A golfer gives a ball a maximum initial speed of 51.4 m/s.
(a) What is the longest possible hole-in-one for this golfer? Neglect any distance the ball might roll on the green and assume that the tee and the green are at the same level.
(b) What is the minimum speed of the ball during this hole-in-one shot?
The Correct Answer and Explanation is :
To determine the longest possible hole-in-one and the minimum speed of the golf ball during its flight, we can analyze the projectile motion of the ball.
(a) Longest Possible Hole-in-One
The range ( R ) of a projectile launched with an initial speed ( v_0 ) at an angle ( \theta ) is given by:
[
R = \frac{v_0^2 \sin(2\theta)}{g}
]
where ( g ) is the acceleration due to gravity (approximately ( 9.81 \, \text{m/s}^2 )).
To achieve the maximum range, the launch angle ( \theta ) should be ( 45^\circ ), because ( \sin(90^\circ) = 1 ), which maximizes the sine function.
Substituting ( v_0 = 51.4 \, \text{m/s} ), ( \theta = 45^\circ ), and ( g = 9.81 \, \text{m/s}^2 ) into the equation:
[
R = \frac{(51.4)^2 \times \sin(90^\circ)}{9.81} = \frac{2642.96}{9.81} \approx 269.31 \, \text{meters}
]
Therefore, the longest possible hole-in-one for this golfer, neglecting any roll on the green and assuming the tee and green are at the same level, is approximately 269.31 meters.
(b) Minimum Speed During the Hole-in-One Shot
During projectile motion, the speed of the ball varies, reaching its minimum at the peak of its trajectory. At this highest point, the vertical component of the velocity becomes zero, leaving only the horizontal component.
The horizontal component ( v_{0x} ) of the initial velocity is calculated as:
[
v_{0x} = v_0 \cos(\theta)
]
For ( \theta = 45^\circ ):
[
v_{0x} = 51.4 \times \cos(45^\circ) = 51.4 \times \frac{\sqrt{2}}{2} \approx 36.35 \, \text{m/s}
]
Thus, the minimum speed of the ball during its flight is approximately 36.35 meters per second, occurring at the peak of its trajectory.
Explanation
Projectile motion describes the behavior of an object launched into the air, subject only to the acceleration due to gravity. The trajectory is parabolic, with the object reaching its maximum height at the midpoint of its horizontal range.

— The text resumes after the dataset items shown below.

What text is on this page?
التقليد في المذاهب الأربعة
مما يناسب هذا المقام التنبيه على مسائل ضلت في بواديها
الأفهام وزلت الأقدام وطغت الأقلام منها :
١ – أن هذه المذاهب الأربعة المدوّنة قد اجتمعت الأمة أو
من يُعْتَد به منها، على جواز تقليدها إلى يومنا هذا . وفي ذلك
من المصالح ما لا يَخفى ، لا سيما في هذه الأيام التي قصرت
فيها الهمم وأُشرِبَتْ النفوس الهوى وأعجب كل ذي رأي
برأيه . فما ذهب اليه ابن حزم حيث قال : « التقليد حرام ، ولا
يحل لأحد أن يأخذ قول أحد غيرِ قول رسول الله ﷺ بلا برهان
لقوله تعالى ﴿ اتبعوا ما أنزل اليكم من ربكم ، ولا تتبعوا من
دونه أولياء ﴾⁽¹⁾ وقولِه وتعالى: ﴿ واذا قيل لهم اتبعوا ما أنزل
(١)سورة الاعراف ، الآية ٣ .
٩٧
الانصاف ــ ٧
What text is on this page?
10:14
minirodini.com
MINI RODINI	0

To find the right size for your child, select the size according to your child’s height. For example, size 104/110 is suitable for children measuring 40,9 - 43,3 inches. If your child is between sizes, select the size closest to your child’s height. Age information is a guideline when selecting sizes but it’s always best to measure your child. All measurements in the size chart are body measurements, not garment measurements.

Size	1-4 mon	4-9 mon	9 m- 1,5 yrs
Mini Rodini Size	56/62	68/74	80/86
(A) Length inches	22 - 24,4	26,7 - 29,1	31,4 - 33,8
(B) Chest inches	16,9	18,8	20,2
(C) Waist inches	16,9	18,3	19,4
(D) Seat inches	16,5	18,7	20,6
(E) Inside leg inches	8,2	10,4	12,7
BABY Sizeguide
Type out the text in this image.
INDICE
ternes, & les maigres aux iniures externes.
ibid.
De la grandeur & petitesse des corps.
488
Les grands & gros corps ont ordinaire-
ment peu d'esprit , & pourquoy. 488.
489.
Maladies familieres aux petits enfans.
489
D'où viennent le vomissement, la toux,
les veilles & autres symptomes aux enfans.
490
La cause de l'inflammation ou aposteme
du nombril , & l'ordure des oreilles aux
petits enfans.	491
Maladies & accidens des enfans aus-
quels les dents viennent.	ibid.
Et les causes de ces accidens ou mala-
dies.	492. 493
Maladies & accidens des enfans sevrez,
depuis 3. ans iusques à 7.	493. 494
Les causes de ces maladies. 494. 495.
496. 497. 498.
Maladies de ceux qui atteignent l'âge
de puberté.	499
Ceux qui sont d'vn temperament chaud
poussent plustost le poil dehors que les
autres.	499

The range equation ( R = \frac{v_0^2 \sin(2\theta)}{g} ) derives from the horizontal and vertical components of the motion. The horizontal distance depends on the initial speed, the angle of launch, and the time the projectile remains in the air. By setting the launch angle to ( 45^\circ ), we optimize the product ( \sin(2\theta) ), achieving the maximum possible range for a given initial speed.
At the peak of the trajectory, the vertical component of the velocity is zero because gravity has decelerated the upward motion to a stop before accelerating it downward. At this point, the speed of the projectile equals its horizontal component, which remains constant throughout the flight (assuming no air resistance). This horizontal speed represents the minimum speed during the projectile’s flight.
Understanding these principles allows golfers and engineers alike to predict and optimize the distances achievable under ideal conditions.